We want you to be a healthy weight, we want you to get moving, we want to use medication maybe to control the hypertension, but let's get some weight off, because maybe that will help. And if they can come similarly from both sets of providers, that works really well. I think the goal of risk stratification is to take established risk factors, what's happened to the patient during the journey, put it together in a bucket to say, “OK, you're at high risk for developing cardiovascular disease, but your bone density is doing really good so we're going to keep that going. You're at normal risk for this, so we want to keep doing what we're doing.” I think the important part is to take those established risk factors, look at the treatment that the patient was given and any other factors that may be influential, and put that into a bucket, which is kind of hard to do for every one of those late effects. That gets pretty complicated. And it takes a provider who's willing to do that, has the time to do that.
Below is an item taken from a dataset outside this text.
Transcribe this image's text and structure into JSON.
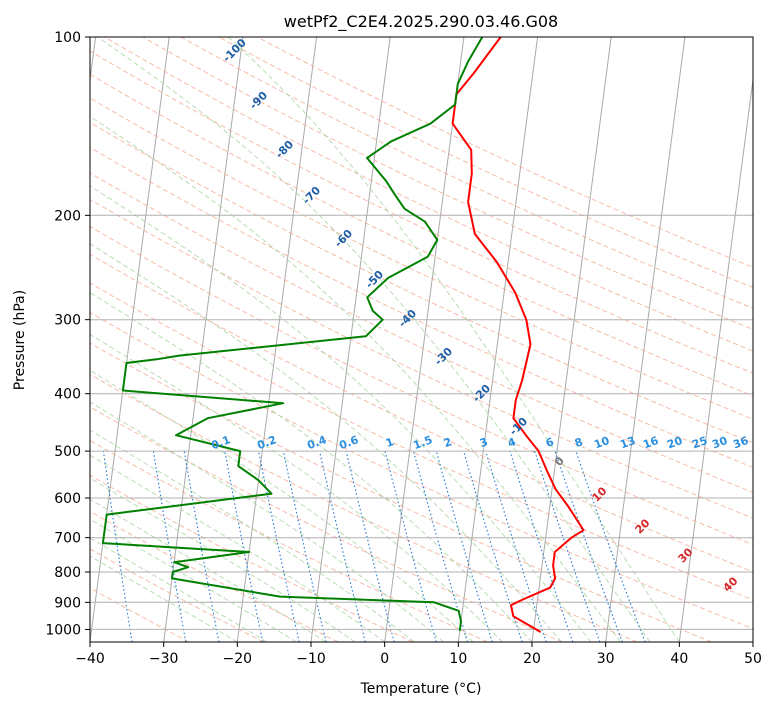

A lot of times, I think it falls on our advanced practice providers who are really good at doing that, our nurse practitioners and our physician assistants.

What are current gaps in survivorship plans?

There was a nice paper done …. which showed that after a decade since diagnosis, mammography dropped off almost to mid-60%. And is it because (survivors) weren't seeing their oncologist anymore and (their) primary care (team said,) “Well, I'm assuming that they're doing it.” Is it that this survivor was getting older and didn't think they had to do it? … But the problem is why when a woman can self-refer, she doesn't even need an order, at 68 years old to walk in and get a mammogram, why are those numbers dropping off so dramatically? There is a need for that continuity because that leads to gaps. You will see it in other cancer screenings. And in particular, they may be getting a mammogram, but is that individual getting a colonoscopy? What tends to happen is there's a silo effect, where you get all your breast care, but then everything else tends to fade into the background. There's a need to continue to get the well-person care, along with the other evidence-based cancer screenings in order to manage those gaps.